Mbak Parmi, warga Padukuhan Nglengis, Kalurahan Banyurejo, Kapanewon Tempel, Kabupaten Sleman, menawarkan hasil olahan bebeknya di Pasar Kebun Agung Minggir. Dia hanya menjual Bebek Bacem di pagi hari.
Biasanya para pelanggan, sudah pesan dulu melalui telepon. Jika tidak pesan, kemungkinan besar tidak kebagian olahan bebek kesukaannya. Karena yang antre menunggu di tempat jualannya sudah banyak.
Pada Minggu 20 Juli 2025, wartawan Wiradesa.co penasaran ingin membeli Bebek Bacem Mbak Parmi. Pada pukul 06.00 sudah ada tiga pembeli yang mengantre. Namun saat Mbak Parmi datang, ternyata olahan bebeknya tinggal gulu (leher bebek) dan rempelo ati.
“Pangapunten, bebeknya tinggal gulu dan rempelo ati. Tadi sebenarnya juga membawa empat dada, tetapi sudah dicegat orang, dibeli di jalan,” ujar Mbak Parmi saat baru tiba dan melihat ada tiga pembeli yang mengantri di tempat jualannya di Pasar Kebon Agung.
Belum sampai menggelar olahan Bebek Bacem-nya, semua gulu dan rempelo ati langsung dibeli sama tiga orang yang mengantre.

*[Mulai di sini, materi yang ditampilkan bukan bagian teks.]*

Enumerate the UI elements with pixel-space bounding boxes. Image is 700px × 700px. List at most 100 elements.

Mbak Parmi menyarankan pesan dulu, nanti tinggal diambil di pasar. Kalau beli langsung, biasanya tidak kebagian.
Salah satu pelanggannya Hajjah Ngatirah, warga Ngipikrejo 2 Banjararum, Kalibawang, mengaku sudah lama menjadi pelanggan Bebek Bacem Mbak Parmi. Setiap punya hajat atau ada tamu, pensiunan guru ini selalu pesan bebek kepada Mbak Parmi. Nanti tinggal ambil di Pasar Kebon Agung.
Kenapa menyukai Bebek Bacem Mbak Parmi, warga Ngipikrejo 2 ini mengemukakan, karena selain rasanya enak, daging bebeknya juga empuk, dan tidak ada bau amis. “Hampir semua tamu yang datang ke rumah, menyukai olahan Bebek Bacem Mbak Parmi,” ungkap Hajjah Ngatirah.
Bebek Bacem Mbak Parmi sudah banyak penggemarnya. Sayang produksinya sedikit dan jualnya hanya di pagi hari di pasar tradisional. (Ono)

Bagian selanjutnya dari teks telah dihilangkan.